If (2), then it seems to me that they are indicting all forms of religion.
(1) seems odd coming from the Washington Post.
(2) just seems odd. “Meghan goes to mass regularly. Watch out for her.” “Moishe has started to lay tefillin. Call the FBI.”
So I keep going back and forth.
“Malik never discussed her personal beliefs, even though professors often tried to engage students in freewheeling discussions about science, philosophy and medical ethics.” Well, at least we agreed on professors needing to quit goofing off.
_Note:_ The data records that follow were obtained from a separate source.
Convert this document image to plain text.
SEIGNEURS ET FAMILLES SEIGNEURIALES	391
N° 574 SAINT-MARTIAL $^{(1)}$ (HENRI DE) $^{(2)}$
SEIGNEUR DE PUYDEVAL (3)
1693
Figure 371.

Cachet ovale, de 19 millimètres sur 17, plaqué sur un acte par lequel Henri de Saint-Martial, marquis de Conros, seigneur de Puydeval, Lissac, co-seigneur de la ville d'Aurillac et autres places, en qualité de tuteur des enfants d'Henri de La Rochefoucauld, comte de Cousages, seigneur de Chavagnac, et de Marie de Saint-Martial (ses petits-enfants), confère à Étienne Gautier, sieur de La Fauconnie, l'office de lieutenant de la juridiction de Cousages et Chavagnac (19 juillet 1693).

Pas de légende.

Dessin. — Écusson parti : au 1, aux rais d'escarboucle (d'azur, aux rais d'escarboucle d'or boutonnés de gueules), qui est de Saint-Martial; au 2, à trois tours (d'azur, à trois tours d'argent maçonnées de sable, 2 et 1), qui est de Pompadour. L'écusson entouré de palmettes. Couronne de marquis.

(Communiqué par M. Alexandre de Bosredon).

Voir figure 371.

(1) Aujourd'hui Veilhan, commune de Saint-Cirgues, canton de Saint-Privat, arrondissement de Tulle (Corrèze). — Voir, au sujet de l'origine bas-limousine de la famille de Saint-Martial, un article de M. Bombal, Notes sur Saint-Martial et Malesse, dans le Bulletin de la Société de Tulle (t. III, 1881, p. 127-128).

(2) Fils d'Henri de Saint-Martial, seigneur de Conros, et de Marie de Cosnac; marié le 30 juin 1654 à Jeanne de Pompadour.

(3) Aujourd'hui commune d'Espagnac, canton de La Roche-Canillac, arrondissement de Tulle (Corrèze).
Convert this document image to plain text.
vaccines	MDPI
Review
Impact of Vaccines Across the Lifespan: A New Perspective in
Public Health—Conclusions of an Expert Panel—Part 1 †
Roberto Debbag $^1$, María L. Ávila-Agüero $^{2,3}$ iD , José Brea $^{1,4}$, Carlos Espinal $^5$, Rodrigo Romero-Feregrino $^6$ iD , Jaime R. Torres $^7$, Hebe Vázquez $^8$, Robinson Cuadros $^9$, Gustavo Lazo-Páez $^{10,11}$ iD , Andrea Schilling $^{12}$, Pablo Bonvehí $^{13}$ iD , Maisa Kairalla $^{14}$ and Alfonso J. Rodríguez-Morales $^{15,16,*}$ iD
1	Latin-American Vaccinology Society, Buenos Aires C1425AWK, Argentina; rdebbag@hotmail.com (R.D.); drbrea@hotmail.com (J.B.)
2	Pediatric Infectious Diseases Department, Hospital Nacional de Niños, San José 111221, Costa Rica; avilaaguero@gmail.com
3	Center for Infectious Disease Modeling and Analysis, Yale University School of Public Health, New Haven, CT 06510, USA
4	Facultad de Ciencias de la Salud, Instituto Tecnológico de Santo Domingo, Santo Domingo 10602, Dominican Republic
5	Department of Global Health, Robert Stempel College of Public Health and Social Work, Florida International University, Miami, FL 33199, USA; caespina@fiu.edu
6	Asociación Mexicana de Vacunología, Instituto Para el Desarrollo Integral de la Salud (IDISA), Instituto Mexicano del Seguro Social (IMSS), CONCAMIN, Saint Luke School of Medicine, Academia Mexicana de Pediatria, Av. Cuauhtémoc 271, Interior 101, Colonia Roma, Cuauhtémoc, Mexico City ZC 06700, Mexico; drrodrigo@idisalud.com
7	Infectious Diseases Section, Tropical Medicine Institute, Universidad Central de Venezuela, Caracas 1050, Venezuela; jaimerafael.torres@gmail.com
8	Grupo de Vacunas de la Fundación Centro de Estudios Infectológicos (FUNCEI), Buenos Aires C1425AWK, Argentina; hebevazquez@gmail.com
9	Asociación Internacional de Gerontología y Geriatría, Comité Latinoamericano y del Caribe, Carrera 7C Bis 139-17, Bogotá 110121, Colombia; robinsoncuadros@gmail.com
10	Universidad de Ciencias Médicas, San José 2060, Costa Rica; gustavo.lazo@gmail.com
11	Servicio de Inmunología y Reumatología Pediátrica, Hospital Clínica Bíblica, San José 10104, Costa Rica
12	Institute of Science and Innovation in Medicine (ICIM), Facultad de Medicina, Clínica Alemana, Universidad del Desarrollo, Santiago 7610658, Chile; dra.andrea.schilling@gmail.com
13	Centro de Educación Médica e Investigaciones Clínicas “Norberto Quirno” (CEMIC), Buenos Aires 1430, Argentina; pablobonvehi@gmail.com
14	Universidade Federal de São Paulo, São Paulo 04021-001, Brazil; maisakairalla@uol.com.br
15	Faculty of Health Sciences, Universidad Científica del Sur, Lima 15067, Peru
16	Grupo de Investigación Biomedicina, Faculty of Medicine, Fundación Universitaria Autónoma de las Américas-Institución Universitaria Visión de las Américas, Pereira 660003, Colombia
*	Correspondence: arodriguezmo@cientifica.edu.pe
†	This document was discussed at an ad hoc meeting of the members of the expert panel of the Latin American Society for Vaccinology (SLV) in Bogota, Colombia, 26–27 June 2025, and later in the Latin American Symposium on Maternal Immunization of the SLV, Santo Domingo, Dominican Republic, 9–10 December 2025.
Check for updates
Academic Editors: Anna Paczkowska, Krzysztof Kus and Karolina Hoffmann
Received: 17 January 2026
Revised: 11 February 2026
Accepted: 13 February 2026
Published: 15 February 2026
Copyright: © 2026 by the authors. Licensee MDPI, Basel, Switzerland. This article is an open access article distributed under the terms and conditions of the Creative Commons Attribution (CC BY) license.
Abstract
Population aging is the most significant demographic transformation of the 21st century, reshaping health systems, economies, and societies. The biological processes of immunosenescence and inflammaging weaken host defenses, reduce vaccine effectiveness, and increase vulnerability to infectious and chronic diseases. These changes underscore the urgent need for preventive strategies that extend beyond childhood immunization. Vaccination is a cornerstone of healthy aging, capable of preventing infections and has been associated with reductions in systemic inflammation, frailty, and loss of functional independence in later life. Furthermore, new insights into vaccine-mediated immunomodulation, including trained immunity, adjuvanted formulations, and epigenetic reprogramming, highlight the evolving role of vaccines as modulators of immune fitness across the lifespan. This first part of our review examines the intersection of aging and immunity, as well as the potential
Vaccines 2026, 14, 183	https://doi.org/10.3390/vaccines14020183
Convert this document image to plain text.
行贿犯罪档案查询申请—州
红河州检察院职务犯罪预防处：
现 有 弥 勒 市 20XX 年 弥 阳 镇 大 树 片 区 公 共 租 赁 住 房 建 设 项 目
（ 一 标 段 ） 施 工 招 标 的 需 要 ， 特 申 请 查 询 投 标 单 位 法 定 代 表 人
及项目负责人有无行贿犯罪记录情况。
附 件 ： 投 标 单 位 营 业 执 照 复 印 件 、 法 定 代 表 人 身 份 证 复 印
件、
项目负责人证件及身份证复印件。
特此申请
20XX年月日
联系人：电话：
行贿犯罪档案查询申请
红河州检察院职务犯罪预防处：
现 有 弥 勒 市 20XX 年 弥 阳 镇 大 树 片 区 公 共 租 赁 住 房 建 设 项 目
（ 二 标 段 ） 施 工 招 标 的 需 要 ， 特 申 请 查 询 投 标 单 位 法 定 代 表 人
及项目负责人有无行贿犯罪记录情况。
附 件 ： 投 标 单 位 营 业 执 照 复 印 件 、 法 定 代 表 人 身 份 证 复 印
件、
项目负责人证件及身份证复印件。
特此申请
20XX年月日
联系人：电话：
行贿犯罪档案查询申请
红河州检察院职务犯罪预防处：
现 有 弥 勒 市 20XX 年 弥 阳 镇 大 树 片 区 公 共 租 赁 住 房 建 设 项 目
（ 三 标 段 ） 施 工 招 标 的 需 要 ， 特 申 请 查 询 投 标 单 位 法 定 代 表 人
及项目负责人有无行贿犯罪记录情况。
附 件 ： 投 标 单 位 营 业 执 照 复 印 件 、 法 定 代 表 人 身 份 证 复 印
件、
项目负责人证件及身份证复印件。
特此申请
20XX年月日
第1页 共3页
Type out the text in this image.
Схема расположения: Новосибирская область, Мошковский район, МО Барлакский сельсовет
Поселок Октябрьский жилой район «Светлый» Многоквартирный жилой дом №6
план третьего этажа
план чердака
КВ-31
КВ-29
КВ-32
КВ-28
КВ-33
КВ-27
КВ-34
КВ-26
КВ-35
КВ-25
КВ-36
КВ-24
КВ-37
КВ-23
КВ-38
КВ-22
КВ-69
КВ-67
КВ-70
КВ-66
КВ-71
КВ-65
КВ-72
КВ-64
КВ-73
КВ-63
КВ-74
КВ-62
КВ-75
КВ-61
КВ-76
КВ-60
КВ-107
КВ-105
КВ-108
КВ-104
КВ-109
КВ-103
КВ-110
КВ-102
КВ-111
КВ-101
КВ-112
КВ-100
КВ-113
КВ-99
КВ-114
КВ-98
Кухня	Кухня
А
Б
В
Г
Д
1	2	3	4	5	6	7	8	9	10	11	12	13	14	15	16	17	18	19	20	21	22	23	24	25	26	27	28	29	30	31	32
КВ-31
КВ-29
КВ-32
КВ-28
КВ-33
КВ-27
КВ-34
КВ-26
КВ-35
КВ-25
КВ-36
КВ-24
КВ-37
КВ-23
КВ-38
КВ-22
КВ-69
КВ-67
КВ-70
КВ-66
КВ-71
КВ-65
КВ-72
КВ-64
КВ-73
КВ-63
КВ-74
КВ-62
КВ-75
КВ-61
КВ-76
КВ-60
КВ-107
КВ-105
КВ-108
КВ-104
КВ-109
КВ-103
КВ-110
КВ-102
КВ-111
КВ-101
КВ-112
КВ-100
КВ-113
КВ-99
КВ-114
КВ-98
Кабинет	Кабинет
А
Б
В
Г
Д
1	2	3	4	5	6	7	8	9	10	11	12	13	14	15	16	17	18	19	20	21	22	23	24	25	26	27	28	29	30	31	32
They are not trying to communicate facts, but rather to modulate reader perceptions. Every reader already knows the woman was Muslim; so naming “religion” as the salient feature tends to dilute the significance of Islam, while suggesting that other religions such as Christianity are equally dangerous. It is a way of implicitly denying the dangerousness of Islam (if religion is the salient variable, then Islam is no more dangerous than Christianity or Judaism) while casting aspersions on the leading American religion, Christianity.
It is not odd when you realize the Post editors are hostile to Christianity, but not Islam; and want to make Christianity look bad while downplaying Islamic wickedness.
I take an even more cynical view. After such a dramatic and peculiar tragedy, the following issues arise:
1. Facts are rare, and mostly irrelevent to understanding the ghastly act.
2. The actual nature of motivations and mechanisms of the act have substantial political implications.
And above all, the media functions by capturing and then reselling people’s attention. Being quiet about the ghastly drama for 5 weeks while investigators laboriously first sort out what happened, following being quite for 6 years until new investigators find more data about what happened, does not serve the economic interests of any main stream publication.
If the attackers had become LESS religous, or converted to Shintoism, or become devoted pokemon collectors, all of those would be reported.
Because there’s not actually a whole lot else to report, and they literally cannot tolerate blank space.
The quote in context (online version) makes sense. The source said those words; they quoted it. Seems like reasonable journalism to me.
The print headline: I’d say they think they have an attention-grabbing quote there, and that’s the whole explanation. But the willingness of editors to base the headline off it does imply what you say (I’d go with #1 since that’s how most of us will understand it against the background of already knowing which religion).
Plus 1
I agree. However, they likely have a stack of quotes to choose from and this fits in with the narrative. Not necessarily even an agenda, but the story has to have a story, right? So, I think things slip through that the journalist doesn’t even realize their bias.
As for the editorial staff, my guess would be that they are anti-religion but pro-oppressed muslim. So, they have to thread that needle.
What about the quote about being “conservative but calm”? Being conservative makes you radical? Seems like the common denominator with Al Qaeda and ISIS even more so is religious stridence as an adjunct to gaining control of governments. If Muslims just have to evangelize without bullets there is no problem, same as socialism and fascism and Barney the dinosaur.
It looks like the headline on the story has changed to:
“From pharmacy student to suspected San Bernardino terrorist: The baffling journey of Tashfeen Malik”
Maybe you made them aware of their own bias?